Il y a un peu plus d’un an sortait Mafioso Psalms de $ha Hef, une très bonne mixtape confirmant les espoirs suscités par le rappeur new-yorkais depuis son couplet sur cette merveille de rap planant. Il revient aujourd’hui avec un nouveau projet, Super Villain (sa quatrième tape, si nos comptes sont bons), disponible gratuitement depuis quelques jours. L’occasion de constater que Hunnit Round Hef continue de progresser sur sa sombre voie et n’est toujours pas décidé à chanter l’amour et le printemps. De ce mélange hétérogène mais d’une égale noirceur émergent deux perles glaciales et hypnotiques : « Predicate Felon », single hivernal dont le clip a été mis en ligne début juillet, et l’obsédant « No Safety », sur deux productions signées H.N.I.C – également à l’origine de plusieurs beats du dernier projet de RetcH, le très recommandable Finesse the World.

2015 est-elle l’année de Compton ? Entre Kendrick Lamar, Dr. Dre, OT Genasis, le retour imminent de YG, le Documentary 2 de The Game et le film autour de NWA, on en a énormément entendu parler ces derniers mois. Derrière ce casting quatre étoiles, le rappeur AD a également essayé de se faire une place en soleil en sortant la mixtape Blue : 89 en avril dernier. De très bonne facture, elle mélange résurgences post-Mustard (« Get Out My Way » avec OT Genasis justement), déclarations de guerre (« Blew it ») et collaborations soignées (Skeme, Lil Durk, Gillie Da Kid et Dave East sont présents sur le projet). Surtout, Blue : 89 contient « Juice », véritable hit en puissance qui pourrait permettre à AD de passer à la vitesse supérieure.

Il est difficile de définir Jorrdee uniquement comme rappeur. Il est immergé dans son époque, celle de Drake, The Weeknd ou PartyNextDoor. Les étiquettes n’existent plus et la fine limite entre rap, RnB et pop est complètement annihilée. Cette vision plus globale de la musique lui permet d’explorer sans limites, mélangeant les repères 666 de Memphis, les compositions électroniques aériennes et une écriture proche de la chanson française, une poésie par ellipse.

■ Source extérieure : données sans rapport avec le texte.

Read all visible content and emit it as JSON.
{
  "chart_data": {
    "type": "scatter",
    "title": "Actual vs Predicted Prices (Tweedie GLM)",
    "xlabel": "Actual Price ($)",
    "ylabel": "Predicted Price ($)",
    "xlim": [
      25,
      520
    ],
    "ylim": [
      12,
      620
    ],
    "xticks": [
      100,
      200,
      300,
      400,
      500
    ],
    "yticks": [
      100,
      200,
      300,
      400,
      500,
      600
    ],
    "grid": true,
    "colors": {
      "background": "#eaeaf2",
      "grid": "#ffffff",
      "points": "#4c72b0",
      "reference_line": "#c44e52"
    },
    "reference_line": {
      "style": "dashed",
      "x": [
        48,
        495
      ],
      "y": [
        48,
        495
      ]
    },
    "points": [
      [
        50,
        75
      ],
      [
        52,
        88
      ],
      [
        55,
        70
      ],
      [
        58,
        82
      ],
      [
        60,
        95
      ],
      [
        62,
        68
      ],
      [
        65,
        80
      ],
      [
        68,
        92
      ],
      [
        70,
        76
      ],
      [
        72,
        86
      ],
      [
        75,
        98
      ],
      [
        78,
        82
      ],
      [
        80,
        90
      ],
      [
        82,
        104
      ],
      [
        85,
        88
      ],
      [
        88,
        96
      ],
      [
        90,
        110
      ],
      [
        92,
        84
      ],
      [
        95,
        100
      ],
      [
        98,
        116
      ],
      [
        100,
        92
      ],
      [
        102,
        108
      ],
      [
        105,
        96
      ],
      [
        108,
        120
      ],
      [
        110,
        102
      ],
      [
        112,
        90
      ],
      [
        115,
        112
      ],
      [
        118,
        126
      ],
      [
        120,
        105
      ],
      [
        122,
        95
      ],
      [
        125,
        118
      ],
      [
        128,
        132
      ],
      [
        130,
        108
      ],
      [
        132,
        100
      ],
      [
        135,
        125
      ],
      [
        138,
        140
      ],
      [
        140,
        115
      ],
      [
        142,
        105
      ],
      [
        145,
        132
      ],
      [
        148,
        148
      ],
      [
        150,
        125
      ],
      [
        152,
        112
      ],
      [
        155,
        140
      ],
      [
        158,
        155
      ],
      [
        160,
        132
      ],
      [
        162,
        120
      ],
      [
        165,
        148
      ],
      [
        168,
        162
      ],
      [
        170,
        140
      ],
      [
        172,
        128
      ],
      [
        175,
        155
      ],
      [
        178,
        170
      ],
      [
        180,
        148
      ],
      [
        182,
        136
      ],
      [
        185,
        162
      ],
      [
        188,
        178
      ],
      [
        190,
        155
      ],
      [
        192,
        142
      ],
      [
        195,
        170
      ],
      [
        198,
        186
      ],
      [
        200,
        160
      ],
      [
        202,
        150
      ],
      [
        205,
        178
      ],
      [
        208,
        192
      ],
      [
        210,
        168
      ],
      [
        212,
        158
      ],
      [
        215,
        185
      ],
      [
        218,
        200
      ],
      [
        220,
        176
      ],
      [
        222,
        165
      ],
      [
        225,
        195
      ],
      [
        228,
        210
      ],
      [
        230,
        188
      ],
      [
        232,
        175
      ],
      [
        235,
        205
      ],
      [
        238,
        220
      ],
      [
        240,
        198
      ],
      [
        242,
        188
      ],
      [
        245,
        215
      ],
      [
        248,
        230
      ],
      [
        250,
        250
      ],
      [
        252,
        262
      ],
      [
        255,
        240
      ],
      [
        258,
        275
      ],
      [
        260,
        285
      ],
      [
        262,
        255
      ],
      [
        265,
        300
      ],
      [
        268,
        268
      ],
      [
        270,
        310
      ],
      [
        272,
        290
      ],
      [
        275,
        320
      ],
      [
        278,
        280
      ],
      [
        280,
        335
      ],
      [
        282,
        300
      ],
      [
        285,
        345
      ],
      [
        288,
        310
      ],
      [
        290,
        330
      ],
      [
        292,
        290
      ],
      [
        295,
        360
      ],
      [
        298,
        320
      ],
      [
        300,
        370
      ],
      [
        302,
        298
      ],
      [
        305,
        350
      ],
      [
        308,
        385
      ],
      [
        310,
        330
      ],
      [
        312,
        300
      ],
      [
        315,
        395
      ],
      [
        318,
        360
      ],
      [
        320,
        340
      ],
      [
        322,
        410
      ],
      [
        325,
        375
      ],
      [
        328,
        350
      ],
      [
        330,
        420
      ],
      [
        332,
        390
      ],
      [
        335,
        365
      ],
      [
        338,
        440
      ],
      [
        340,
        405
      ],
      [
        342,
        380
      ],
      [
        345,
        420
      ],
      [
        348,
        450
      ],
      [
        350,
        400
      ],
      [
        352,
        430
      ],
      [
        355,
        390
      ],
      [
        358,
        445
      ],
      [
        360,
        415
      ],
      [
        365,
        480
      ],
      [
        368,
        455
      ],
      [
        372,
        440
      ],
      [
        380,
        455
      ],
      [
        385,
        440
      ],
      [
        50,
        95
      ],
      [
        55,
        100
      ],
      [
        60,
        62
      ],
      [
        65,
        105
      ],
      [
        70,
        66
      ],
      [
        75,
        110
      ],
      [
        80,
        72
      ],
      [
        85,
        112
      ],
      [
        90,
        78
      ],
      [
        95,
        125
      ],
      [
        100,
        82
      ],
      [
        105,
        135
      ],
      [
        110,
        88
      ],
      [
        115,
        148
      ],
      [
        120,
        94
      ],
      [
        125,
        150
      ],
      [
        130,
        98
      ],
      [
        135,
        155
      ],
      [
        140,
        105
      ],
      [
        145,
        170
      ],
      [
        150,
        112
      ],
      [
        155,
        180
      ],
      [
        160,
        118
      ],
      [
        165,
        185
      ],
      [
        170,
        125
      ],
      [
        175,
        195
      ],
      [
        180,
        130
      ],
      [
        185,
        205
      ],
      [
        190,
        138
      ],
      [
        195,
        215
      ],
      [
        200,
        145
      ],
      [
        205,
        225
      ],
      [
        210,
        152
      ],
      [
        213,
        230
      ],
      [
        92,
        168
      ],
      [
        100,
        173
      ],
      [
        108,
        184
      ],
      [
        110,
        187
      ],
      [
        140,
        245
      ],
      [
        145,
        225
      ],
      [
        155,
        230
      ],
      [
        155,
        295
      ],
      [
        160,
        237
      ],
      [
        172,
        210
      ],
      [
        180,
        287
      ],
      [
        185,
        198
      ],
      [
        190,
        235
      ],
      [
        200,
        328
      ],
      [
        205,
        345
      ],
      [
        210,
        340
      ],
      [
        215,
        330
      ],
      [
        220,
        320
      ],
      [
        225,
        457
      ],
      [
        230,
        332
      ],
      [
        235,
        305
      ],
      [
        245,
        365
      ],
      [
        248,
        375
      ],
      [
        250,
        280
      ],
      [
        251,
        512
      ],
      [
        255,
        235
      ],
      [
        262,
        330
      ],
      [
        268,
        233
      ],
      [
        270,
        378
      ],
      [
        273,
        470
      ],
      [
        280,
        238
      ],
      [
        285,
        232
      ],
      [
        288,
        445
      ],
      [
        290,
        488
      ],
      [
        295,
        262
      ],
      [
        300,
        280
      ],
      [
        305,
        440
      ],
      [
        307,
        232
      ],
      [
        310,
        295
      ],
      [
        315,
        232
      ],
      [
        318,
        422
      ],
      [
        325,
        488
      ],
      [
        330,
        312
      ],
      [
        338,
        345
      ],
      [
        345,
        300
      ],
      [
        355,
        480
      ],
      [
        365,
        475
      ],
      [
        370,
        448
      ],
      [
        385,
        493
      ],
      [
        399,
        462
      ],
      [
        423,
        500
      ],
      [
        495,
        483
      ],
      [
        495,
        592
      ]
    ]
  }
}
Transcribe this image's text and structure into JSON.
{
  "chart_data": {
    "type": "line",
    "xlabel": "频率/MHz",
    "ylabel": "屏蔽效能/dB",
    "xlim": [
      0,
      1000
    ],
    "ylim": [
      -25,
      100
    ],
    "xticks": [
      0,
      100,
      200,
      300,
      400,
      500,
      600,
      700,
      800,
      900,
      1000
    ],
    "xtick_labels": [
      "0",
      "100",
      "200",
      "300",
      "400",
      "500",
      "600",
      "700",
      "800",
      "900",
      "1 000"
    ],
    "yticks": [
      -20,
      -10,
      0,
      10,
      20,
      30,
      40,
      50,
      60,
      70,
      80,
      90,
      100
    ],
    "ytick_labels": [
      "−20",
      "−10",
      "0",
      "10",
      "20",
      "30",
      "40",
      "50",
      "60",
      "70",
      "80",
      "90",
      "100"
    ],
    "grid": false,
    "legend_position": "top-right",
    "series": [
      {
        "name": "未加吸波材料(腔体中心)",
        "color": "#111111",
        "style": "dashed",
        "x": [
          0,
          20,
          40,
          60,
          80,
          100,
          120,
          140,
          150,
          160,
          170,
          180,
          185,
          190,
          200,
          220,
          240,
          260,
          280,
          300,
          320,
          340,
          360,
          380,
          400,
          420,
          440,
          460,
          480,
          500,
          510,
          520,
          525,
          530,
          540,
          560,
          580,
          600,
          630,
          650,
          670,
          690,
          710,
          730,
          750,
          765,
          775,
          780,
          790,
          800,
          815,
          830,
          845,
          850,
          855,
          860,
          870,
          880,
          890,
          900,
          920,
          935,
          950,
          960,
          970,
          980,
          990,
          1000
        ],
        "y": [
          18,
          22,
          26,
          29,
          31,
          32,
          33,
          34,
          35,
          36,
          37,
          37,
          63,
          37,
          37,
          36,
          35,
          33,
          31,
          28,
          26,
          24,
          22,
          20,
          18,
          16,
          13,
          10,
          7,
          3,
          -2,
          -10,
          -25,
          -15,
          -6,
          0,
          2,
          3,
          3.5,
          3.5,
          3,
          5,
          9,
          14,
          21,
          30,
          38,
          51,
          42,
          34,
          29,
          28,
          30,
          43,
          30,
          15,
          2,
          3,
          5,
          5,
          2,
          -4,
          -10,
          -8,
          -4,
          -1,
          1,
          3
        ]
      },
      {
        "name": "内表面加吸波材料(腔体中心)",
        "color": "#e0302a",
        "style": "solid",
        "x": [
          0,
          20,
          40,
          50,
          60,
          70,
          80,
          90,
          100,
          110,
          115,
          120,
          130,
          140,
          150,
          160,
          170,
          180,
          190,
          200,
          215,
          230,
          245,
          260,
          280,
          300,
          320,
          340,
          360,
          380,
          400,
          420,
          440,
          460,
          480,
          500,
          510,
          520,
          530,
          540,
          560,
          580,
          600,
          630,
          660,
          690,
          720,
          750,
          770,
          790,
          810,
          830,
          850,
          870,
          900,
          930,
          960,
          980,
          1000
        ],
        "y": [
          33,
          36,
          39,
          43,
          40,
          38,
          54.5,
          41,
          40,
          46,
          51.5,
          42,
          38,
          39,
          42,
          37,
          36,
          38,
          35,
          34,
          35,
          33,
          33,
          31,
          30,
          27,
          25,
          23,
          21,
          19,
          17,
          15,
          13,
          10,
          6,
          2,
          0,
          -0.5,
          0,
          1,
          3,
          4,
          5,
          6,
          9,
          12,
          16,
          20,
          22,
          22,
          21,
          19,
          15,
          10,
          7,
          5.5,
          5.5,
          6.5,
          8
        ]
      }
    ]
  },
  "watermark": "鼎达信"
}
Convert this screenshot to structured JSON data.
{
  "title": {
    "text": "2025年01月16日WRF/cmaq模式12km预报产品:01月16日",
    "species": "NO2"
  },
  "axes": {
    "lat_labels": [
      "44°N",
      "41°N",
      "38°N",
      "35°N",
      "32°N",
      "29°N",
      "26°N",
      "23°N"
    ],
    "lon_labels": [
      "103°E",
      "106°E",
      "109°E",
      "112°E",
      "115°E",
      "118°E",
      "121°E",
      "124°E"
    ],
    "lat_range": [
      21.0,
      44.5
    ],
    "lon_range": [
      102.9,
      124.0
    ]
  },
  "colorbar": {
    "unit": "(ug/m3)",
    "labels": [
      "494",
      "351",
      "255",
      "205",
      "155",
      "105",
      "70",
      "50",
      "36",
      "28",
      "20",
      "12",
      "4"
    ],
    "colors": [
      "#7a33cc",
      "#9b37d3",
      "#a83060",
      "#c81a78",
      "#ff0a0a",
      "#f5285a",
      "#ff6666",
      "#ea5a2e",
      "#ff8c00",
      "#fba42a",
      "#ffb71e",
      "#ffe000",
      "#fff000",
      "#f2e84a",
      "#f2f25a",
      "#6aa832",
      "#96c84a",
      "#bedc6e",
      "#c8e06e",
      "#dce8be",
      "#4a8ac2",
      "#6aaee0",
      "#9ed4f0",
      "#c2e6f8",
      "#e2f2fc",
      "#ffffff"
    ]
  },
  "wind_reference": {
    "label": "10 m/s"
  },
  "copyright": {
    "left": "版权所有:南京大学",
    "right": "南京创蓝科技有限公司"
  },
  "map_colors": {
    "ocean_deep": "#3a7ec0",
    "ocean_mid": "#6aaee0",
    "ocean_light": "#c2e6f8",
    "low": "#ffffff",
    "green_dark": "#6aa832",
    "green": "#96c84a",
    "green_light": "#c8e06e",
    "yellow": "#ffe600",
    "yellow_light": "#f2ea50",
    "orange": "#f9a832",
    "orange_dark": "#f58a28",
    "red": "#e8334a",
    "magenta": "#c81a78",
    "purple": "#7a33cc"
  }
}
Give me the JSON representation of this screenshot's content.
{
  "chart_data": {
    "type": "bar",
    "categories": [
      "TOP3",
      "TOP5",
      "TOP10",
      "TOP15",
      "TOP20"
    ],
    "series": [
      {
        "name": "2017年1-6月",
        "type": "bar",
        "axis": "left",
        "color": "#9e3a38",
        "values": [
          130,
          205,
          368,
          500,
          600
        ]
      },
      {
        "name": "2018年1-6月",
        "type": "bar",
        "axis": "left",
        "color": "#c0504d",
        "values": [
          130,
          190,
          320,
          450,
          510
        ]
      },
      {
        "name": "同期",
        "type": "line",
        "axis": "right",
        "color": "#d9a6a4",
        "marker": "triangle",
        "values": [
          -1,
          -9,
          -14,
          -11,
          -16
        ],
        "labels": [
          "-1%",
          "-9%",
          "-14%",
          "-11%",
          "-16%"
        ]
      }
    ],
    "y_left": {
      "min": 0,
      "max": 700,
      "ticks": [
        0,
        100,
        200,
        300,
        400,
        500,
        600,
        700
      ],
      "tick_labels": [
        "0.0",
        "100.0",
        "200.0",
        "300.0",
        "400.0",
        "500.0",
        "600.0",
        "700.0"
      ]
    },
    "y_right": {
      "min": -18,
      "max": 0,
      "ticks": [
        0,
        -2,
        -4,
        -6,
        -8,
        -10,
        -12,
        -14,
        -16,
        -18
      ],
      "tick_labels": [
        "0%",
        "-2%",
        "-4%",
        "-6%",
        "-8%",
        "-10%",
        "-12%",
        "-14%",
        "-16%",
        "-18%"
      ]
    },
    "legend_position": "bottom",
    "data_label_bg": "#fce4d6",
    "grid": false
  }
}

Il intègre sa voix atypique à l’intérieur d’un univers très riche qu’on retrouve dans le visuel de son « Rolling Stone » : froid, dérangé et cosmique. Le jeune Lyonnais tient là son titre le plus abouti, au potentiel grandissant. Un spleen d’époque, codé et référencé, rempli d’amour violent et insolent.

Pour continuer sur ce rythme, il présente La 25ème heure, une mixtape à la production ciselée, aux nappes prenantes et expérimentations en tout genre. La complexité de l’ensemble est en décalage avec la facilité apparente de réalisation. En quelques mois, Jorrdee n’a cessé de surprendre avec des projets nombreux et aboutis. Une future tête d’affiche de la scène française.

Avec la sortie imminente dans les salles françaises du film autour de N.W.A, il est de bon ton de revenir sur l’histoire du groupe mythique. Interprété par Paul Giamatti dans le long-métrage de F. Gary Gray, Jerry Heller, le fameux associé d’Eazy-E, a joué un rôle déterminant dans la carrière des auteurs de Straight Outta Compton. Lors d’une interview accordée un peu plus tôt dans l’année, tonton Jerry a retracé toute l’histoire du groupe, de son amitié indéfectible avec Eazy à la jalousie maladive d’Ice Cube en passant par la scission survenue lorsque D.O.C a ramené Suge Knight dans l’équation. Passionnant.

Future a sorti un des albums importants de l’année avec Dirty Sprite 2. Toute son énergie se déploie dans une noirceur décomplexée et implacable, le retour du roi à Atlanta après avoir perdu à Waterlo(h)ollywood. Parmi les éclats, une ritournelle avec Drake qui ne s’arrête jamais : « Where You At ». Un format qui se veut presque anti-pop, une répétition sans fin, sans but, un refrain infernal sur 3 minutes qui devient la norme de la musique rap en 2015. Future a réussi ce tour de force, ce changement de jeu qui lui permet d’avoir un tube (qui n’en est pas un) avec la plus grosse star actuelle. Comme si la rupture, la fin n’était que le point de départ (Coucou Ciara). La vidéo achève les derniers récalcitrants, Metro Boomin et Dj Esco volant la vedette avec des pas de danse lunaires sur un rooftop de Toronto. La dernière touche pour rendre le tout culte.  Apprécie !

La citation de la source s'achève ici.